We all want the sanctuary full again, but opening incrementally and slowly may force us to seriously reconsider forgotten ways like house churches and small groups - the early church model that shook an empire and transformed a culture. We have time and the digital tools to remind our people how to stay in touch and show them how to encourage and pray and genuinely disciple one another. Making followers who make followers who make followers is Jesus' Great Commission hope that we've largely ignored. Maybe now is our chance. We can show our folks how they can begin adopting the forgotten scriptural practice of "speaking to yourselves in psalms, hymns and spiritual songs." All of our prayer lives can be deepened as we learn how to enter sustained prayer through the door of repentance. These may be the things that sustain the church in the future and may help us explore more sustainable models than the ones we've been using for a long time that seem to be offering diminishing returns.

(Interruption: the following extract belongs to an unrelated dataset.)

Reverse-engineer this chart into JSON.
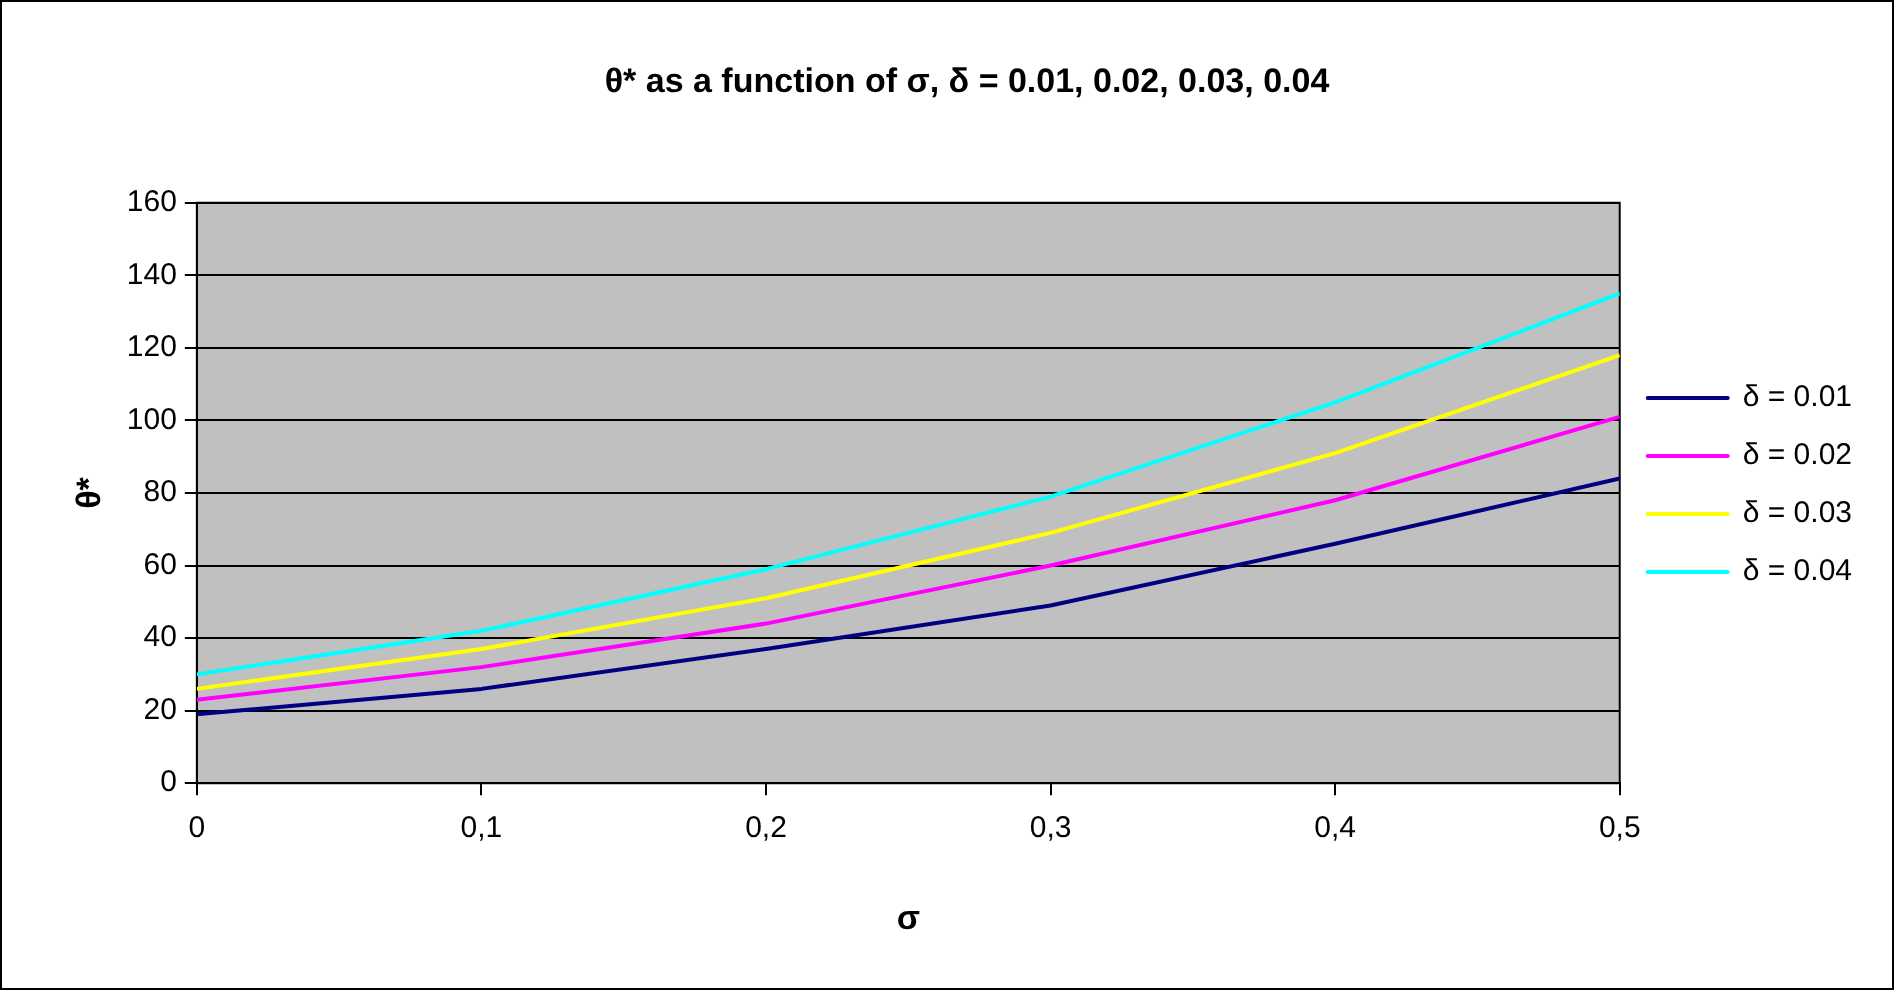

Innovatively preparing for what is coming would make this time well spent. Insisting on a quick return to what never worked all that well would be a waste. We've been handed a severe mercy in a difficult wrapping. American church leaders have been gifted a once in a lifetime opportunity to be true problem solvers, searching the scriptures for a way out that will advance the kingdom and deepen our people in Christ. We can do that or we can adopt the tactics of every other pressure group on the block.
Letting God tabernacle in our weakness can be exciting stuff if we let it be. That's the way I read it.